The Mental Stage
It can be incredibly helpful for those healing from trauma to recognise that their mind is like a stage upon which performances take place.
What do I mean by this?
Our mind creates our reality.
Our mind appears to have an inside and outside:
- Inside — our inner world of thoughts and feelings.
- Outside — the external world of people, places, and things.
This may be difficult to accept at first, but the truth is that our minds create both the inner and outer experiences. Our conditioning goes much deeper than our personality — we can only recognise objects we have previously learned.
Consider the different experiences of walking through a botanical garden between a keen botanist and someone who knows little about plants. Both individuals are in the same physical environment, yet their subjective realities are very different based on prior learning and conditioning.
Our minds create our internal and external realities based entirely on previous conditioning. For trauma victims, this means they experience a more frightening version of reality compared to someone who has not been traumatised.
Recognising that our perceptions are conditioned by trauma helps us realise that these responses are not who we are. Understanding that our heightened responses arise from conditioned experience allows us to recognise our trauma and begin to neutralise its effects.

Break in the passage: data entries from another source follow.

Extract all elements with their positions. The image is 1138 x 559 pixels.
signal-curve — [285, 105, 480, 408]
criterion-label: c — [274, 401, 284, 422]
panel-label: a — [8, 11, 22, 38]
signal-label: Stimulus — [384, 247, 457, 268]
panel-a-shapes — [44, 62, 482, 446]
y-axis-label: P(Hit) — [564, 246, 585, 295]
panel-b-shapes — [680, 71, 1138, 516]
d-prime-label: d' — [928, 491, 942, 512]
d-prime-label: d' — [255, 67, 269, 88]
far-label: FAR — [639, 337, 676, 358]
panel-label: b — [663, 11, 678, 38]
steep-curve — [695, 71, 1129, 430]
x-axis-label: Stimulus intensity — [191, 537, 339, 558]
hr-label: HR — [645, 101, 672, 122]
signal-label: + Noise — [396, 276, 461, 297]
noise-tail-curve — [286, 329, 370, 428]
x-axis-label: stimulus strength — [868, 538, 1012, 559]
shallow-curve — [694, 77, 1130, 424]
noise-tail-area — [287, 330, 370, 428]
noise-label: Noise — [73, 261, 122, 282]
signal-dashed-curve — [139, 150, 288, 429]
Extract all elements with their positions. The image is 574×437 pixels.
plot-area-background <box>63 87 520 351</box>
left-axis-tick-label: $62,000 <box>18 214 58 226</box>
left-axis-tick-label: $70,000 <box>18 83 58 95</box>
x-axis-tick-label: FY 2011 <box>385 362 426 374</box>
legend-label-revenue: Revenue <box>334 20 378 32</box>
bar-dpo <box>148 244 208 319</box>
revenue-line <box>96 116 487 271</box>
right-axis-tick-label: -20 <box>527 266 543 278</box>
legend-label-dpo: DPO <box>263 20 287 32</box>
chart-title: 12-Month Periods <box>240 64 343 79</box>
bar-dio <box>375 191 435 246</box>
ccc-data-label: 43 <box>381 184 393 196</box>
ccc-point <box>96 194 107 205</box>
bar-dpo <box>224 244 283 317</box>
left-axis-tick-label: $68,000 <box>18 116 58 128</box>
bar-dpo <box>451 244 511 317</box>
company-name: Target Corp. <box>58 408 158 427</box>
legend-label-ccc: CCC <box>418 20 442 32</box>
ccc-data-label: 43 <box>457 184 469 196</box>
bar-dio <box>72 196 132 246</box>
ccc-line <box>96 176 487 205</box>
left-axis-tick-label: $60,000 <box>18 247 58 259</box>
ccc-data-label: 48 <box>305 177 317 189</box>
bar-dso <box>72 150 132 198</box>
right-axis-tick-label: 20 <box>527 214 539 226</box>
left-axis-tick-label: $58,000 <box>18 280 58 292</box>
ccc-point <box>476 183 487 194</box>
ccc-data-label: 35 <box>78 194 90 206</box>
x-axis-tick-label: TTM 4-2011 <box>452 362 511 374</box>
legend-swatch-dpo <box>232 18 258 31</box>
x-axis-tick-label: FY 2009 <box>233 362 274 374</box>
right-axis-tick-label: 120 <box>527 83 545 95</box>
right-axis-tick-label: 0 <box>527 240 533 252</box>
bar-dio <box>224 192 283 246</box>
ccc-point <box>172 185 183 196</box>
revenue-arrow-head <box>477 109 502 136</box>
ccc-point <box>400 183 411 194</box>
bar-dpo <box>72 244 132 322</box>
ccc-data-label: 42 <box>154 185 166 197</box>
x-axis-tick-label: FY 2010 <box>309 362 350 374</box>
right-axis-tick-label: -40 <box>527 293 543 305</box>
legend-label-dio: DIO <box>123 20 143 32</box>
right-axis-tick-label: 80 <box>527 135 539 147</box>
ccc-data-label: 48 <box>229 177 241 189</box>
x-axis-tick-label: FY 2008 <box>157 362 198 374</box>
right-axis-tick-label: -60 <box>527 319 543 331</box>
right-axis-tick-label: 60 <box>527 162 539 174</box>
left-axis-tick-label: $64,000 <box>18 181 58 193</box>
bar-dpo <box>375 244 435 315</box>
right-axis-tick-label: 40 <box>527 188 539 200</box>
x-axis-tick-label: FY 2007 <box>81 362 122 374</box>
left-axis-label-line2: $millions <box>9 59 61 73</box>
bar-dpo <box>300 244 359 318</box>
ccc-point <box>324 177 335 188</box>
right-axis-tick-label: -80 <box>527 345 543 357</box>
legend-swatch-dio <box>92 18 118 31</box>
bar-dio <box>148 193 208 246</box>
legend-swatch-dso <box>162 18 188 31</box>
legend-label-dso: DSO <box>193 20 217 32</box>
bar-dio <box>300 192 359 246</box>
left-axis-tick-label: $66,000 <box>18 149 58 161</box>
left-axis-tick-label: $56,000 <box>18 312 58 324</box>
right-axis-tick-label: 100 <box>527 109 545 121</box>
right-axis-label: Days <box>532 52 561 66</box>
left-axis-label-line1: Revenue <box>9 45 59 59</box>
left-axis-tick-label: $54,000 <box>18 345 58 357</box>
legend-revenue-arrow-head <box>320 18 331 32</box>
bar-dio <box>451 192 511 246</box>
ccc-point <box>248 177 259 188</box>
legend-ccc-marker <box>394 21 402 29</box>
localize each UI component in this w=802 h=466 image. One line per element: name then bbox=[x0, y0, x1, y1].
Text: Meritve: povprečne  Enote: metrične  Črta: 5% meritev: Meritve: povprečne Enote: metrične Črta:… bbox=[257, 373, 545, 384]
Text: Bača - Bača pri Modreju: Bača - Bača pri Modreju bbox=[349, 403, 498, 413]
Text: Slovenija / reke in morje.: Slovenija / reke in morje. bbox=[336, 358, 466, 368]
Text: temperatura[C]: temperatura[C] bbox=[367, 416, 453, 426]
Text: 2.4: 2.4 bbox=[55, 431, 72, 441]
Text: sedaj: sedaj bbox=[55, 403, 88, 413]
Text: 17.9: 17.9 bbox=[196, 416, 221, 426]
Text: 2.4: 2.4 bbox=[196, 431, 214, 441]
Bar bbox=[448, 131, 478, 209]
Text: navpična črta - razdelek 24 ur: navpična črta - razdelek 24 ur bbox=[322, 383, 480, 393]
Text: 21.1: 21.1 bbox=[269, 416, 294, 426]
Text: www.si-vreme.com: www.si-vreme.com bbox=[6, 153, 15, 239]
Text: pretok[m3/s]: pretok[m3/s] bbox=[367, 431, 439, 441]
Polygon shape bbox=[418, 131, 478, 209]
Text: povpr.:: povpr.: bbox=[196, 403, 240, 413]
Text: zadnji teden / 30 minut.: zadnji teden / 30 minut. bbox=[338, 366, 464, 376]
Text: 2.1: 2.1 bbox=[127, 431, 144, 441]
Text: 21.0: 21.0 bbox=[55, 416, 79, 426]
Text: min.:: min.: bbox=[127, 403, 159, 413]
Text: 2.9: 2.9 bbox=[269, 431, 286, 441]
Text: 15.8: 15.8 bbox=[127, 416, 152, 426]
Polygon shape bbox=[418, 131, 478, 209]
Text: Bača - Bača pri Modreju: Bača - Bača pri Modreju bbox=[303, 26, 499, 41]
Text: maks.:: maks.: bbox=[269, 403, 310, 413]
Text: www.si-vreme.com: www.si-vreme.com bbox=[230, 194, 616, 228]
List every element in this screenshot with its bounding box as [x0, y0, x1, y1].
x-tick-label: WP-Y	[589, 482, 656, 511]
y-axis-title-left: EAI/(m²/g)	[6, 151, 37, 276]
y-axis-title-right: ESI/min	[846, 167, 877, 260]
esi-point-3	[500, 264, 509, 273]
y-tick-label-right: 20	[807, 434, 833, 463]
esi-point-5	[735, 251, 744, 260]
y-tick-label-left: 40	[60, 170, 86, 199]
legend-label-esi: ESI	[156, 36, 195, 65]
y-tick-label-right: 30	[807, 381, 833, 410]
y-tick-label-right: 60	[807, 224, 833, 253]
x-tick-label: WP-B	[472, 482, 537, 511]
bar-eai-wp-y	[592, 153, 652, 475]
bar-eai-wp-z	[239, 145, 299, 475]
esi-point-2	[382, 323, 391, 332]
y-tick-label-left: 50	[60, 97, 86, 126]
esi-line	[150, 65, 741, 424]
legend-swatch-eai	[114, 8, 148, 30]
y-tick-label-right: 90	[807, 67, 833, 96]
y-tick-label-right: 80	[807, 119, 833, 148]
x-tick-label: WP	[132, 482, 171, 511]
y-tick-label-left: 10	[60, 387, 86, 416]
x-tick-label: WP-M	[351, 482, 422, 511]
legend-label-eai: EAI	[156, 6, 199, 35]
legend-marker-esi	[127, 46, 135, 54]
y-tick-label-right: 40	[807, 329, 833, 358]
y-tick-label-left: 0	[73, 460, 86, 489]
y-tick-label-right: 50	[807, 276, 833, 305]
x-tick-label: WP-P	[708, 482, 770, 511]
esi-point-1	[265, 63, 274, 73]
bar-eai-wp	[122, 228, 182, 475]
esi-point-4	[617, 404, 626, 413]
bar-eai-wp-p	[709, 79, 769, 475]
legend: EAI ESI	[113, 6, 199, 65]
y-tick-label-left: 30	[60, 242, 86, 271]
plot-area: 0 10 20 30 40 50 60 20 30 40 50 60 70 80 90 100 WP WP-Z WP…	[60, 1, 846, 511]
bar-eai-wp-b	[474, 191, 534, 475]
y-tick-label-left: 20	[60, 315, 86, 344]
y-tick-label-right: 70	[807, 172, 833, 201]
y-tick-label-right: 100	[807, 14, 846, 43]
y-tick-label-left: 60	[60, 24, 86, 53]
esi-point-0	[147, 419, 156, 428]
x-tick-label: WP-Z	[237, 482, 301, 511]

For example, without understanding that our perceptions are conditioned, we might feel invalidated when others do not share our view of an event. We may argue about how something appeared and feel frustrated that others do not understand. This lack of validation perpetuates the problem for both ourselves and others.
However, by recognising that our phobic responses are conditioned — not our true self — we can stop taking them so personally. As we cease to identify with the trauma, without clinging to or rejecting it, the tendency is for it to gradually subside.
Our perceptions, feelings, and thoughts are entirely conditioned. Recognising this robs them of their power. Any attempt to identify them as ‘me’ or ‘mine’ should be gently dismissed.
Our sense of self, in which these conditioned thoughts, feelings, and perceptions arise, is dynamic. It reflects how we currently respond to experience — not a fixed identity.
“With our thoughts we make the world.”